In other words, I need to be realistic about what an hour a day can accomplish. While I will strive to do more I also feel I need to be even more scrupulous and pay more attention to dana and sila in my daily practice. May I never give up nor fall prey to hopelessness.

Posted by: Michael | 04/14/2017

Cuba

It’s been about a week since I last attempted to post primarily because my family and I were away in Cuba. In terms of vacationing, I have to admit that Cuba was tough for a family of five from the U.S. since they don’t accept credit cards from US banks not can you retrieve money using your atm card. As a result, I ended up fasting for most days which helped me to cultivate nekkhama when I was unable to spend more than fifteen minutes a day on samadhi bhavana. 

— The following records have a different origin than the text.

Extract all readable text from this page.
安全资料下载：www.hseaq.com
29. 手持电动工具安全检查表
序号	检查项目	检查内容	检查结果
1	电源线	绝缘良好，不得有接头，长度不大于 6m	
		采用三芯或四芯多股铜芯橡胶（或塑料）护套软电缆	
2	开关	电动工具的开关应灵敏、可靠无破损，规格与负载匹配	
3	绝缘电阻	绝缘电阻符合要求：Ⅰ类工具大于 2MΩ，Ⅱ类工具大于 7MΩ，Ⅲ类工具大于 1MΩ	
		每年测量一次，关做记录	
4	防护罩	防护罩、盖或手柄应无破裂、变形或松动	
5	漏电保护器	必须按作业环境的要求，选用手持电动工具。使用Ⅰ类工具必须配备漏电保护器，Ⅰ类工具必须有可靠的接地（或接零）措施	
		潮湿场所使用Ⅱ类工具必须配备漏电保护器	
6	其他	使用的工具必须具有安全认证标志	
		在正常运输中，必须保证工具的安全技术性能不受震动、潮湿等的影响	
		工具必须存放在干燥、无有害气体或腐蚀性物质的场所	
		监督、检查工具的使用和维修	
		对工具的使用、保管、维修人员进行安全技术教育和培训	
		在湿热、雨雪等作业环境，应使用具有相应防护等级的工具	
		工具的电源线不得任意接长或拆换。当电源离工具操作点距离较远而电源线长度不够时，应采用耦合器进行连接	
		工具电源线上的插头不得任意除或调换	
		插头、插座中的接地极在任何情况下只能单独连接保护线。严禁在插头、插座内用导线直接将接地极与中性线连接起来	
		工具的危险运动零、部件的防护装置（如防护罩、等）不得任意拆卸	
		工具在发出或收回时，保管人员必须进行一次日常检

Aside from the fasting, the most poignant observation I made was simply this: regardless of the system of government there will still be suffering. Against the backdrop of the horrifyingly cruel and inept trump administration such a realization was helpful if not entirely welcome. Che and Fidel had some great ideas but ended up killing scores of political enemies and enslaving the minds of their countrymen. Alas, there is no succor to be found outside of silã, samadhi and pañña. 

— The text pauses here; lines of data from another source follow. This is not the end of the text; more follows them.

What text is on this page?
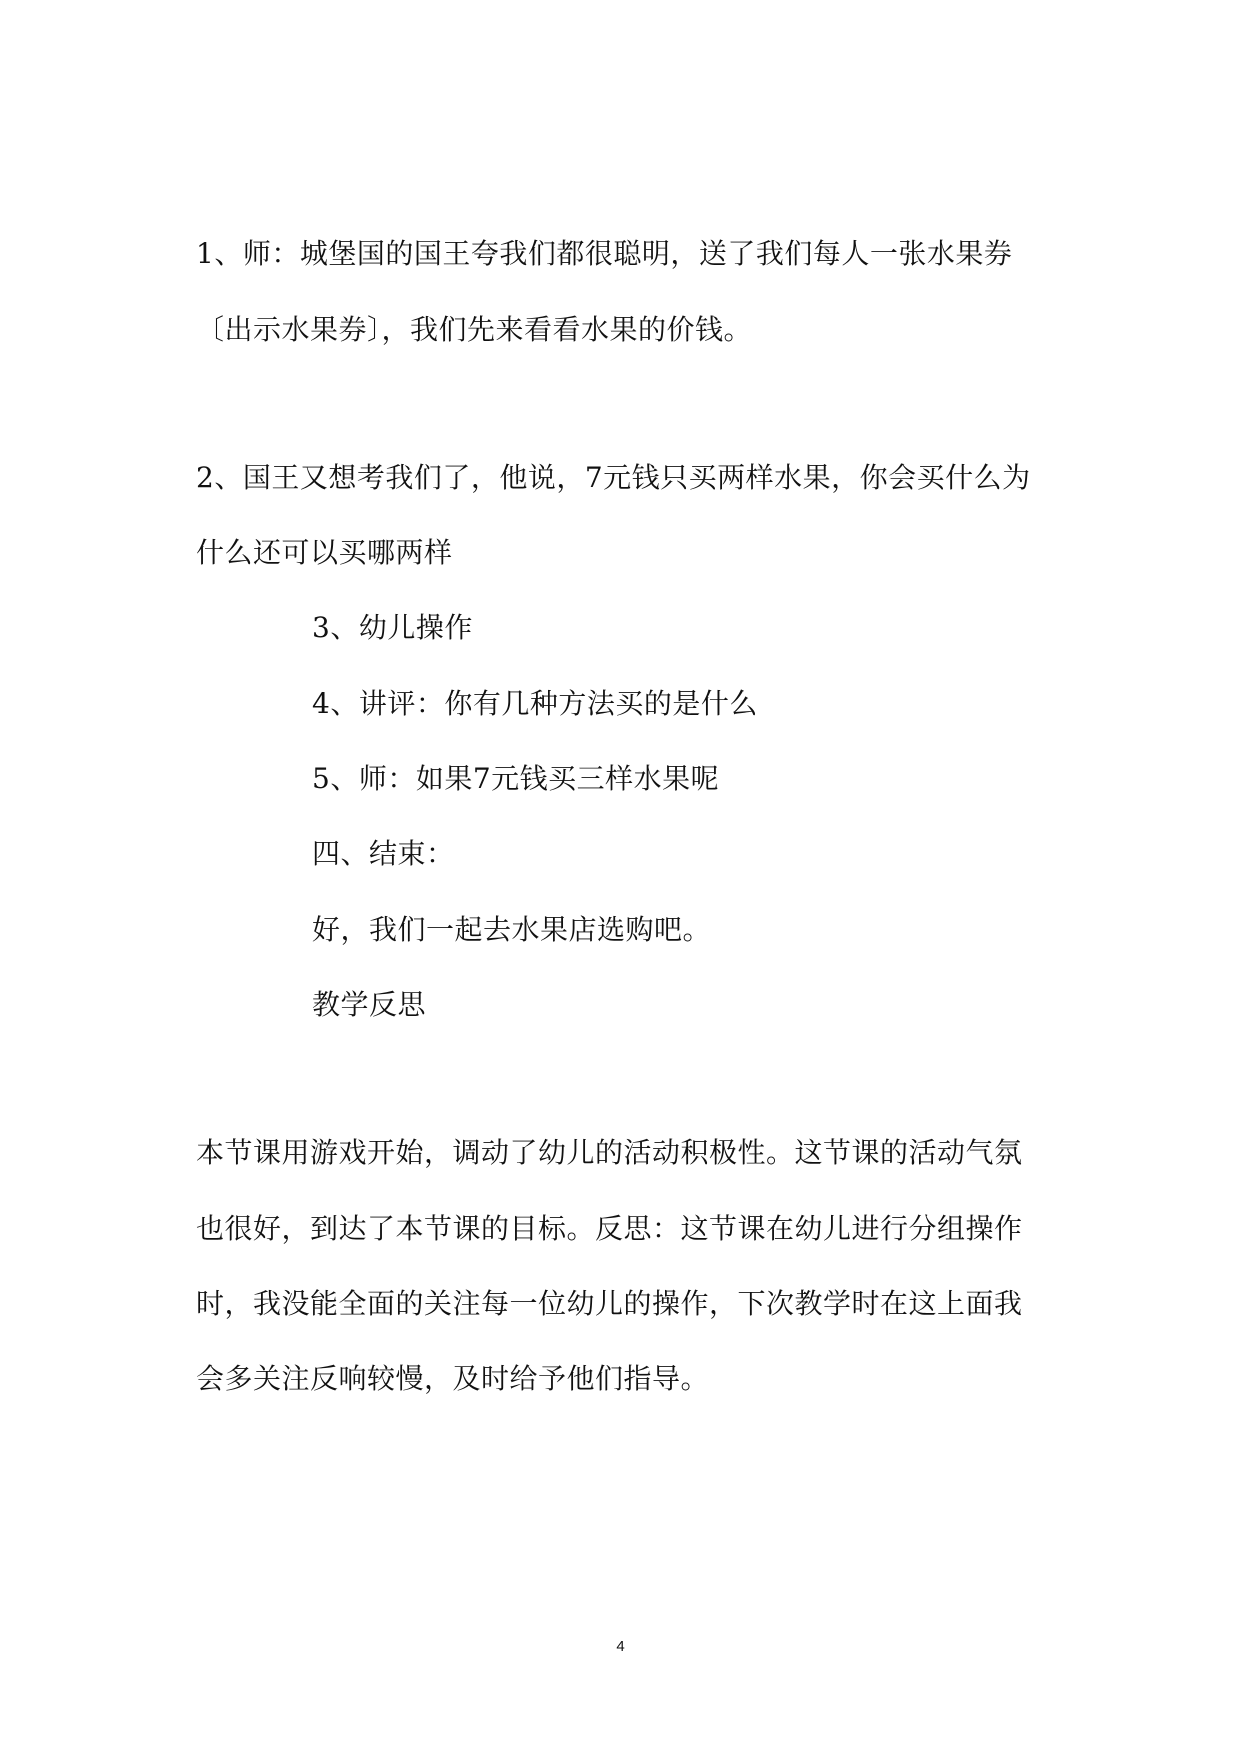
1、师：城堡国的国王夸我们都很聪明，送了我们每人一张水果券
〔出示水果券〕，我们先来看看水果的价钱。
2、国王又想考我们了，他说，7元钱只买两样水果，你会买什么为
什么还可以买哪两样
3、幼儿操作
4、讲评：你有几种方法买的是什么
5、师：如果7元钱买三样水果呢
四、结束：
好，我们一起去水果店选购吧。
教学反思
本节课用游戏开始，调动了幼儿的活动积极性。这节课的活动气氛
也很好，到达了本节课的目标。反思：这节课在幼儿进行分组操作
时，我没能全面的关注每一位幼儿的操作，下次教学时在这上面我
会多关注反响较慢，及时给予他们指导。
4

Although I still feel that it is my duty to help the vulnerable and to serve other beings, it’s good to remember that I can’t perfect the world. Instead, I should aim solely at perfecting my own heart. 

Posted by: Michael | 04/04/2017

Buddha Vacana – Worldly Progress 

94. Four things lead to worldly progress: achievement in alertness, in caution, in good friendship and achievement in balanced livelihood. And what is achievement in alertness? Concerning this, in whatever way one earns a living, whether by farming, trading, cattle rearing, archery, service to the king or by some craft, in that one becomes deft and tireless, gifted with an inquiring turn of mind into ways and means, and able to arrange and carry out the job.
And what is achievement in caution? Concerning this, whatever one earns by work and effort, collected by strength of arm and sweat of brow in a just and lawful manner, one husbands, watches and guards so that kings do not seize it, thieves do not steal it, fire or water do not destroy it, and unwanted heirs do not remove it.
And what is good friendship? Concerning this, in whatever village or town one lives, one associates with, converses with, discusses things with people either young or old, who are cultured, full of faith, full of virtue, full of charity and full of wisdom. One acts in accordance with the faith of the faithful, the virtue of the virtuous, the charity of the charitable and the wisdom of the wise.
And what is balanced livelihood? Concerning this, one knows both his income and expenditure and lives neither extravagantly nor miserly, knowing that income after expenditure will stand at so much and that expenses will not exceed income. Just as a goldsmith or his apprentice knows, on holding the scales, that so much has dipped down and so much has tilted up, one knows income and expenditure.
If one with small income were to lead an extravagant life there would be those who would say: “He enjoys his wealth like a wood-apple eater.” Likewise, if one with a good income were to be miserly, there would be those who would say: “He will die like a beggar.”
There are four channels through which the wealth one has collected is lost: debauchery, drunkenness, gambling and friendship with evildoers.
Imagine there were a great tank of water with four inlets and outlets, and a man was to close the inlets but keep the outlets open. If there were no rain we could expect the water to decrease. In the same way, there are the four channels through which wealth is lost. There are these four channels through which the wealth one has collected is preserved: avoidance of debauchery, drunkenness, gambling and friendship with evildoers.
Imagine there were a great tank of water with four inlets and outlets, and a man was to keep the inlets open and close the outlets. If he did this and there were good rainfall, we could expect the water to increase. In the same way, there are these four channels through which wealth is preserved.